Oracle and DB2, Comparison and Compatibility/Introduction

Many of Oracle's most important De Facto PL/SQL standards have now been implemented by IBM. IBM is aiming to compete on performance, usability, high end features and (of course) price. This Wikibook compares and contrasts Oracle (v9i, 10g or 11g) with DB2 (v9.7 for Linux, UNIX, and Windows). Oracle and DB2 are both enterprise-class databases worthy of consideration for the most demanding tasks and this book aims to be factual and impartial in helping the user to compare and contrast them.

- How similar architecture is implemented in each DBMS
- What Oracle compatibility is implemented in DB2

Generally, anyone who has knowledge of one of these databases will see how equivalent core functionality is implemented in the other. Specifically, you will see how DB2 implements Oracle compatibility and how Oracle data and applications written against this data work in DB2. It is important to note that while it is possible to replace an Oracle implementation, it is also possible to develop heterogeneous systems, the so-called ‘Sidecar Strategy’. Examples of this are master slave replication where an Oracle master is replicated to DB2 slaves. As an example, both databases work in shared memory and use data caching for speed, they also have the following similar functionality:

- SQL Syntax
- Built-In Functions and Packages
- Transaction Management
- Packages, Procedures and Triggers
- Indexes
- Data Caching
- Database Maintenance Tools
- Cursor handling
- Replication
- High Availability
- Bulk Loading
- Disaster Recovery

While there is similarity in these areas, the underlying implementation is different. This list is a standard requirement for most commercial DBMSs, but in addition Oracle has its own set of specific features. Anyone considering Oracle compatibility needs to know how features that they have taken advantage of in their existing implementation are handled in their target implementation.

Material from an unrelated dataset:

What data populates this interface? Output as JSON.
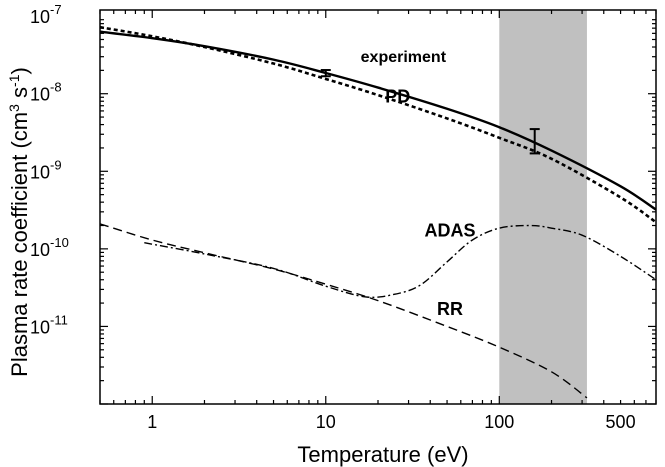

Database migration is relatively straightforward, it happens every day, however the devil is in the details. When specific implementation differences are known, there are known solutions. Problems arise when differences are ‘discovered’ once a migration strategy has been embarked on. An understanding of Oracle compatibility is the first step. The practical implementation of a successful strategy is outside the scope of this document and is something that should involve the experienced.